BACKGROUND: Patient safety is a major issue in transfusion medicine and commands continuous efforts to develop valid control methods aiming to avoid serious transfusion-related complications. Anti-IgA antibodies can cause anaphylactic transfusion reactions in IgA-deficient individuals. Since standard quantitative methods for anti-IgA measurement require considerable time to be performed, in an emergency situation it can be a challenge to prevent or to quickly interpret and manage acute transfusion reactions suspected to be a consequence of anti-IgA. The purpose of this study was to test and validate at our transfusion centre a rapid assay for the identification of patients with anti-IgA antibodies.

MATERIALS AND METHODS: Forty-six samples (6 from healthy controls and 40 from IgA-deficient patients) were collected. Sera were analysed blindly by three different clinical laboratory technologists using two DiaMed particle gel immunoassays (ID-PaGIA) for IgA deficiency and for antibodies to IgA. The results were subsequently checked with the results of a fluorescence enzyme immunoassay conducted in the reference immunology laboratory.
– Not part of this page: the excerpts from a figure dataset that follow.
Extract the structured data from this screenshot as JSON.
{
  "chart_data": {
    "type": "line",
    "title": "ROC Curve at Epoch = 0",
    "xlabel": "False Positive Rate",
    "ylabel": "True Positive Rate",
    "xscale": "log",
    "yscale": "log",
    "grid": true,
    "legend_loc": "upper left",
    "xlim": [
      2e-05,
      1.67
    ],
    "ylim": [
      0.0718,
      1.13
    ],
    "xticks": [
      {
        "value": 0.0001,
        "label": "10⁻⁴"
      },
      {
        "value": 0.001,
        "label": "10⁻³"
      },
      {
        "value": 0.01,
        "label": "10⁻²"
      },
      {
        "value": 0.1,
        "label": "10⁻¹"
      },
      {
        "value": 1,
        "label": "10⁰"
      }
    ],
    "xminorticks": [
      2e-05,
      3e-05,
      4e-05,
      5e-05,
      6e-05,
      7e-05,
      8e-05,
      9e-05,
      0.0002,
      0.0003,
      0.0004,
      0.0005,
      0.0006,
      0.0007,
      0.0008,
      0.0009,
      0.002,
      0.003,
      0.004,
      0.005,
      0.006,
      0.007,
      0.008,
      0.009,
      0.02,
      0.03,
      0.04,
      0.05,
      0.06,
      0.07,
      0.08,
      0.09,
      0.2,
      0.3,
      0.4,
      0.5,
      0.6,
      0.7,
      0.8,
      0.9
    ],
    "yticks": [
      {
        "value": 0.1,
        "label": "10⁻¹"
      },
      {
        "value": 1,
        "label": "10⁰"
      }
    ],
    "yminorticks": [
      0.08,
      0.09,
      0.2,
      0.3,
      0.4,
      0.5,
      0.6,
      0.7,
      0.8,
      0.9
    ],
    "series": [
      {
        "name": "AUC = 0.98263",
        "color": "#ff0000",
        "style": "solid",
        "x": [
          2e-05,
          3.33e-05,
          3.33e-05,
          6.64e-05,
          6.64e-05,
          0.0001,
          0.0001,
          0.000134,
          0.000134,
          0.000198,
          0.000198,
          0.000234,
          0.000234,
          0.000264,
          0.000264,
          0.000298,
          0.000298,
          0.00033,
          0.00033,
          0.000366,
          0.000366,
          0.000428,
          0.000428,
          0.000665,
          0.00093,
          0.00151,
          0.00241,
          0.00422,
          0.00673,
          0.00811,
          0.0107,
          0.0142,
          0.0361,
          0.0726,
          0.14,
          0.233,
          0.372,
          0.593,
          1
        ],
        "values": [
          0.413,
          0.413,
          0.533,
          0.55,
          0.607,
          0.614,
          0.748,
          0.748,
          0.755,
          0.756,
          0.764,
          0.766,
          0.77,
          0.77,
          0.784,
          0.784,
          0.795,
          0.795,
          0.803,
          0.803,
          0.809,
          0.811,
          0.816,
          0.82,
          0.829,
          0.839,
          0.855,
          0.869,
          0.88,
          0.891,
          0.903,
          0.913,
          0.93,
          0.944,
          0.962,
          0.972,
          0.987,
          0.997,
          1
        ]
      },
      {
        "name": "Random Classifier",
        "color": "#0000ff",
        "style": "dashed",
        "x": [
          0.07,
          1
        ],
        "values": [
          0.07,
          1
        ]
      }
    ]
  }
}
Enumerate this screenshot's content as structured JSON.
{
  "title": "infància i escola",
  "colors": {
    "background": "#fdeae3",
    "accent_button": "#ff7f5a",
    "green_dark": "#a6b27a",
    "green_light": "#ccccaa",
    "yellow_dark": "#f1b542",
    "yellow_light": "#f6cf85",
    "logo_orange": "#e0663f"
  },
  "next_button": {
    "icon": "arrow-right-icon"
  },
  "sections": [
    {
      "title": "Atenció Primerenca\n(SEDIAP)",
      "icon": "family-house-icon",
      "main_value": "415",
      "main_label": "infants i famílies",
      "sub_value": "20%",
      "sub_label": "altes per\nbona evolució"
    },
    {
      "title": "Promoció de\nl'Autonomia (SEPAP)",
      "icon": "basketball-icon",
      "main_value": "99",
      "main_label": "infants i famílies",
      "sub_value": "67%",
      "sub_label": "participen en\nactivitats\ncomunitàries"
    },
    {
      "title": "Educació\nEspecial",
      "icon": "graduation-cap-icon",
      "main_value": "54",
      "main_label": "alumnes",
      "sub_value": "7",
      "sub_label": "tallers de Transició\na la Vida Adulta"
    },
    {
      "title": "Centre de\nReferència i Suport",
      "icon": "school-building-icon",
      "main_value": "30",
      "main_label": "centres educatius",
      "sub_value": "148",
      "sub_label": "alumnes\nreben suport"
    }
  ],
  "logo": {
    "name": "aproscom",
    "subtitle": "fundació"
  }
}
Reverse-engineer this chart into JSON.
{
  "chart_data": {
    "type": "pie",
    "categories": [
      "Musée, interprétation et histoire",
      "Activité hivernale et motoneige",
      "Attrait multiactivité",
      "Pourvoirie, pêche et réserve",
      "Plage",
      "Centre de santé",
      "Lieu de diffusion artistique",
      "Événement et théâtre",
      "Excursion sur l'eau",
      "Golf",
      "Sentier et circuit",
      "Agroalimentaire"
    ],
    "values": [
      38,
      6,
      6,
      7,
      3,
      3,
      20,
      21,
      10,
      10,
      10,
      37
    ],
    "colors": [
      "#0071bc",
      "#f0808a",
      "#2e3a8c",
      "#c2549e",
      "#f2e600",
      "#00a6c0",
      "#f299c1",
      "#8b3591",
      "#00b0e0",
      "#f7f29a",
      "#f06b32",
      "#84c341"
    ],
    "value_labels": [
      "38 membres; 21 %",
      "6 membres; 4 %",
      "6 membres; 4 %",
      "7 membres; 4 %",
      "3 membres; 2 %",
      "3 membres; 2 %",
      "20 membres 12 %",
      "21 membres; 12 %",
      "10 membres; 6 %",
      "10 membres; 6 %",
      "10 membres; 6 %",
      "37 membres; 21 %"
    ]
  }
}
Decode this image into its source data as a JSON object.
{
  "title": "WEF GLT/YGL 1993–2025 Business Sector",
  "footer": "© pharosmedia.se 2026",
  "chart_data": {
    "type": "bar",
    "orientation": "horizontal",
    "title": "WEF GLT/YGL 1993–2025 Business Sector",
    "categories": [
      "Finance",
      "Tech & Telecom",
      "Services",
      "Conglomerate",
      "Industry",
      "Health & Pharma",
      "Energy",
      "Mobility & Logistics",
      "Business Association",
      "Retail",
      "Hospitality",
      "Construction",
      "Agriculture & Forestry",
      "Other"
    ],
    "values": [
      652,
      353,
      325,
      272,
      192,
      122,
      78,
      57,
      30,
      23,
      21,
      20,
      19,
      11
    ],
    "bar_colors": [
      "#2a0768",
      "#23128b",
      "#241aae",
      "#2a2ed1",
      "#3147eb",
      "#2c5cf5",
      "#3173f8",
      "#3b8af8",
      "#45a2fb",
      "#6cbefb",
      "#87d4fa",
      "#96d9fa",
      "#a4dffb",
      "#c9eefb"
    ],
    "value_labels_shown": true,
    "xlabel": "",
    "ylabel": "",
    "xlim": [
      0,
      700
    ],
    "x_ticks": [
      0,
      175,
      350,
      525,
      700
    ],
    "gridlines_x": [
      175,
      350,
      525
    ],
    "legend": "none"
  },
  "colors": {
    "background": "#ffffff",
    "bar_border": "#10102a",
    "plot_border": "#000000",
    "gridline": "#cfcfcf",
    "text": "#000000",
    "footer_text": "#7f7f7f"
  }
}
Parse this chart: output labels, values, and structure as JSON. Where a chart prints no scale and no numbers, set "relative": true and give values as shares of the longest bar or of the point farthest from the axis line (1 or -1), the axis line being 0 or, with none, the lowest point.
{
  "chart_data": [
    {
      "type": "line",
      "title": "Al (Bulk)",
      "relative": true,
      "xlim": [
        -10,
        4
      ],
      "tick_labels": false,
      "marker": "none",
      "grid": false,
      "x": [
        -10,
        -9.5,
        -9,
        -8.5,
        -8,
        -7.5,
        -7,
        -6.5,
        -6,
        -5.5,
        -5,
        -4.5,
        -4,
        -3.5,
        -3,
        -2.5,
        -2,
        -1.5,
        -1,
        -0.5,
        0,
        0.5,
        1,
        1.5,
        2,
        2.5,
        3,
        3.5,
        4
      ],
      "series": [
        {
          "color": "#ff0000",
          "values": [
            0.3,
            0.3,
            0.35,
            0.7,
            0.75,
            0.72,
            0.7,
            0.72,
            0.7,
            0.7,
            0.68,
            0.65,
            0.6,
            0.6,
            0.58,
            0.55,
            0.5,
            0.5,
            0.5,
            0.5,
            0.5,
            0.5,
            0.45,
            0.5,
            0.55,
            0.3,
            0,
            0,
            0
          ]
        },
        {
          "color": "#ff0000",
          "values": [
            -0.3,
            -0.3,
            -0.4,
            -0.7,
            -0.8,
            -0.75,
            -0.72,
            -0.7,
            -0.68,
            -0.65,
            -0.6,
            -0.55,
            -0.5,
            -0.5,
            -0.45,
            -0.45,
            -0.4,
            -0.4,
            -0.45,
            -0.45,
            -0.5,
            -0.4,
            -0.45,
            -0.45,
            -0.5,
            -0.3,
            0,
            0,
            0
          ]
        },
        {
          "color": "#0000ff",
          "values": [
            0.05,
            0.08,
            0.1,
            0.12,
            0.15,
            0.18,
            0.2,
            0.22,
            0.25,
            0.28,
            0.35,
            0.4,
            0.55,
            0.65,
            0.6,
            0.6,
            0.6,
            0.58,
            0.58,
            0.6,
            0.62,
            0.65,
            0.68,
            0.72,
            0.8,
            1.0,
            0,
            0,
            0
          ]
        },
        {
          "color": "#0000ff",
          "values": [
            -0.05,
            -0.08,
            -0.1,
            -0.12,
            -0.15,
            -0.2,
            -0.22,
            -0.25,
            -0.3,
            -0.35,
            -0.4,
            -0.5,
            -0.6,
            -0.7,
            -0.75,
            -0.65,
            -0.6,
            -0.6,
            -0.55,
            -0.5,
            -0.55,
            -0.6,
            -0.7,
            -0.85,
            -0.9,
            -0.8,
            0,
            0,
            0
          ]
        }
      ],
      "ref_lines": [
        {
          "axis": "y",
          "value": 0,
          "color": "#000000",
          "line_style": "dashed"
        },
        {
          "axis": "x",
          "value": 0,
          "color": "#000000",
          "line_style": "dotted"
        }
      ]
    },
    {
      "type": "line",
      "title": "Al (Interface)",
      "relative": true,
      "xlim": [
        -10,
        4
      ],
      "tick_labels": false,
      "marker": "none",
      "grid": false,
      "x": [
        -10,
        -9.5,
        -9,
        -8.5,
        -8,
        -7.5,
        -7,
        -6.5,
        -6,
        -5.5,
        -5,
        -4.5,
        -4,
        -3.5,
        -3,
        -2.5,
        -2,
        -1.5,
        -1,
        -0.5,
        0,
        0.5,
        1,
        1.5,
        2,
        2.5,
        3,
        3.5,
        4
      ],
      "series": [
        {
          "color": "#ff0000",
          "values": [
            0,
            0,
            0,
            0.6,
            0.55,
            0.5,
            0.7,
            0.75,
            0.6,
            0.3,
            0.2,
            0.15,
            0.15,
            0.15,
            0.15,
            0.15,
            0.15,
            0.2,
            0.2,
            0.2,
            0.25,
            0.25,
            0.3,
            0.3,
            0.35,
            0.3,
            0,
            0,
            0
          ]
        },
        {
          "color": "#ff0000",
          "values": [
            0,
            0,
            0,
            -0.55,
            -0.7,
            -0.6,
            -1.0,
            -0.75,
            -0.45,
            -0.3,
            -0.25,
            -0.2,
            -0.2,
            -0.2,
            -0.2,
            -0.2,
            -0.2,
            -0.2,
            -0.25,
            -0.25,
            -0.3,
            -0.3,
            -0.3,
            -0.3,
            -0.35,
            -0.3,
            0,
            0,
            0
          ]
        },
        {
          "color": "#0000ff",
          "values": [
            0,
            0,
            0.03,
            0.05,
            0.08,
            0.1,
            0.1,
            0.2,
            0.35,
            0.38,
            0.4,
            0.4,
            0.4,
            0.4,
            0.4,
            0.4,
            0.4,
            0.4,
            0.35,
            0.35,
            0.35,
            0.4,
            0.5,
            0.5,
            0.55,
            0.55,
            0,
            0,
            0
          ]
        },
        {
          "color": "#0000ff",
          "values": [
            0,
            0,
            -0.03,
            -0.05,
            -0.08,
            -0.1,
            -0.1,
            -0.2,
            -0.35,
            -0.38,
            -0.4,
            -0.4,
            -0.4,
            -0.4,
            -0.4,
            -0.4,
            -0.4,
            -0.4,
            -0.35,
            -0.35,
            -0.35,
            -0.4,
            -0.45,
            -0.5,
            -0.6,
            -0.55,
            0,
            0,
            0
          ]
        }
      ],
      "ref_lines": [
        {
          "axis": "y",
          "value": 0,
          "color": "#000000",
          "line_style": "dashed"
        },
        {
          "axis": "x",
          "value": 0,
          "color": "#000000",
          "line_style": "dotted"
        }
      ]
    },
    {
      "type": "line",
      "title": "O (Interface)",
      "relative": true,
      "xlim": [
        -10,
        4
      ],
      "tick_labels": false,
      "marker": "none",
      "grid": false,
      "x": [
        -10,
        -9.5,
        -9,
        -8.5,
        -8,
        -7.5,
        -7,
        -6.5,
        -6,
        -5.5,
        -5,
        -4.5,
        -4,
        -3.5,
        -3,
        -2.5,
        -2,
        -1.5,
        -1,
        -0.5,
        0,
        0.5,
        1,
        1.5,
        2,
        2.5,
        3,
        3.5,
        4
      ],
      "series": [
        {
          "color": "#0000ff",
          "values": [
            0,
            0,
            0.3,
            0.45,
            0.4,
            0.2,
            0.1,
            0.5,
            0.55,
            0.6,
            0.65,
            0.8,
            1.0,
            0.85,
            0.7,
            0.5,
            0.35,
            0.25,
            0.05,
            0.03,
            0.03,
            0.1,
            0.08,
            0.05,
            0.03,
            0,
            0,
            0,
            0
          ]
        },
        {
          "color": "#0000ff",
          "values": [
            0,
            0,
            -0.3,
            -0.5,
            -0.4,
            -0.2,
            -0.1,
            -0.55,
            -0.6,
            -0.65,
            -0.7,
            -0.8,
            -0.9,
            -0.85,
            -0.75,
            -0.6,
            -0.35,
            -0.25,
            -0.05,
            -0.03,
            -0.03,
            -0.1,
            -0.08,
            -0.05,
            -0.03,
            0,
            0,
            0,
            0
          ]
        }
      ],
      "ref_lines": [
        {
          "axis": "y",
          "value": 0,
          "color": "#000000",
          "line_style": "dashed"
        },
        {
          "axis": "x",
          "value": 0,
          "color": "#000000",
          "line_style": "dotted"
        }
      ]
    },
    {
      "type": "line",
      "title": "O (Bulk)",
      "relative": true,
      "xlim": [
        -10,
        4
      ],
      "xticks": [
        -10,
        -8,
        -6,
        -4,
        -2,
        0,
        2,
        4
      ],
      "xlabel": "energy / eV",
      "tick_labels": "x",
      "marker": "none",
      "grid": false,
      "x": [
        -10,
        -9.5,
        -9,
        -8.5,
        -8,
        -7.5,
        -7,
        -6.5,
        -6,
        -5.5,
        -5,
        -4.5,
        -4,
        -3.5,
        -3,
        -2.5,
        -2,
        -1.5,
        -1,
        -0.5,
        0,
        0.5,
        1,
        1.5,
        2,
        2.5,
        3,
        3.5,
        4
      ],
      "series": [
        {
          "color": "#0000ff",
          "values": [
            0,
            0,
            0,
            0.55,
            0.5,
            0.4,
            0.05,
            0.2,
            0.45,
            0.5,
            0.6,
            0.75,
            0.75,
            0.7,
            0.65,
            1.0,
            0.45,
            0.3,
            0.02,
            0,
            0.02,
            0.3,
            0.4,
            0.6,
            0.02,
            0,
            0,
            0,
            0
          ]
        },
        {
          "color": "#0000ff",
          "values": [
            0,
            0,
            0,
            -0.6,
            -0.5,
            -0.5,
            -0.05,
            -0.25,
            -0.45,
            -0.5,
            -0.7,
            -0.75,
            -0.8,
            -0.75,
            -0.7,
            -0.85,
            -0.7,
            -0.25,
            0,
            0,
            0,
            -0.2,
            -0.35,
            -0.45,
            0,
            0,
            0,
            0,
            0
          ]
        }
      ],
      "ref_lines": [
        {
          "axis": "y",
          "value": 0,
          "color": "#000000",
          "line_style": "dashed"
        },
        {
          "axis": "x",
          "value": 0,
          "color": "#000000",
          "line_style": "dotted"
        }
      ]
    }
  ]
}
RESULTS: The ID-PaGIA had a sensitivity of 91.7% and specificity of 97.1% for the IgA deficiency test. With regards to the detection of anti-IgA antibodies, the sensitivity was 89.3% and the specificity 100%. The reproducibility of the test was 100%.

DISCUSSION: The ID-PaGIA screening assays are suitable for the investigation of transfusion-related anaphylactic reactions in a routine blood bank laboratory. Although the gel card technique does not quantify the level of anti-IgA antibodies, it is readily available, providing an effective and simple method for the diagnosis of anti-IgA related anaphylaxis and guidance for the appropriate transfusion practice in an emergency.